Originally posted by RGlasel But I think how we go about taking photographs is an appropriate thing to discuss here. Photography was invented as a permanent way of recording what our eyes can see and all of our discussions about gear and technique revolve around taking photographs suitable for viewing at a later time that doesn't have an expiry date. That's why photo albums were invented and why we put so much effort into taking better pictures.
certainly
Originally posted by RGlasel For all the attention given to the quality of smartphone cameras, taking a photograph with a cellphone isn't much different than writing something down on a napkin or on the back of your hand. (For me, that's the only reason I take pictures with my phone, because I can't draw and I'm too lazy to write) Even though Polaroid photos had a limited lifespan and you couldn't make reprints, their expiry date was far enough in the future that people didn't immediately throw all of them away. Typically, they went into a storage container of some sort to be forgotten and eventually thrown out, but there was still an expectation that if you wanted to, you could still retrieve one of them six months later.

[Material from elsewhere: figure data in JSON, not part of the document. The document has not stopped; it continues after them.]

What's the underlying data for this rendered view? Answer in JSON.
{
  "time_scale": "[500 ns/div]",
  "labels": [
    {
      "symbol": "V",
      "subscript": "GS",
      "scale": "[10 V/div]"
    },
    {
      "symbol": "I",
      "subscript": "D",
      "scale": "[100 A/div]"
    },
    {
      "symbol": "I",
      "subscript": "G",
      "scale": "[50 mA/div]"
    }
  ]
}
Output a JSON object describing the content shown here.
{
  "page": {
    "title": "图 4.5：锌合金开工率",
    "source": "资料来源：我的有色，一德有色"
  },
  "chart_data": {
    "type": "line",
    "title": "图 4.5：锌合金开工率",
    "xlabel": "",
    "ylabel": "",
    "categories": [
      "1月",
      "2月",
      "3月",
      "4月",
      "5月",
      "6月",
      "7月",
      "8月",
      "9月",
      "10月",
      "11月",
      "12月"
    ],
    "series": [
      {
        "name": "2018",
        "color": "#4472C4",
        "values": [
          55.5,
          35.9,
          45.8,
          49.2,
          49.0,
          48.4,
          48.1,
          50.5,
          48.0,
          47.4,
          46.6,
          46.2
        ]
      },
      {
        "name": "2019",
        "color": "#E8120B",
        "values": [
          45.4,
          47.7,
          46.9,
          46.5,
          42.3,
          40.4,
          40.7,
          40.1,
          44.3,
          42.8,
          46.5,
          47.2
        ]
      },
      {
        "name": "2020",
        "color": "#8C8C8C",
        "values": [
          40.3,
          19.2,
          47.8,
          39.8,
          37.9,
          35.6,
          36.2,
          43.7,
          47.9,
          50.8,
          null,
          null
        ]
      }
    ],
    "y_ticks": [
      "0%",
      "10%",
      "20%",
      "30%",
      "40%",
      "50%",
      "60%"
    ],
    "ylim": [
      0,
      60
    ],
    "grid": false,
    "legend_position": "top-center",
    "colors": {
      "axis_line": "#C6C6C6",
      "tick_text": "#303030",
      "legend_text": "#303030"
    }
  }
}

People sometimes make the comparison between cell phones and 'instant film', but personally I don't believe that comparison works very well - personally I believe that a cell phone camera is more like an Instamatic. For years I had some kind of Instamatic .... in 1976 I even purchased a 110 Instamatic (*) that I carried everywhere with me for five years until I purchased an Olympus 'clamshell' camera. I did keep the negatives, some of which I scanned as part of my nine-year 'turn everything into digital' project'. I have no idea what my daughters will do with my photography, but I have documented everything as well as I can, and they get to decide, just as they get to decide what to do with the sculpture in wax I made in the 8th grade and was at my mother's bedside until the day she died. My father-in-law had kept a New York Times from the day my wife was born, but we recycled it because of the way it was deteriorating, and each generation will make decisions like that - because of space if nothing else - but digital photographs have the possibility of lasting many years because they take up very little space and have the
potential of being continually renewed.
(*) Yes, 110 film photos are worse than 35mm film photos, but 35mm film photos are 'worse than' what is produced by almost any modern digital camera. My photography is motivated by an understanding that my world is constantly changing, so I "photograph today before tomorrow comes and everything changes", and I don't have a 'way back' machine.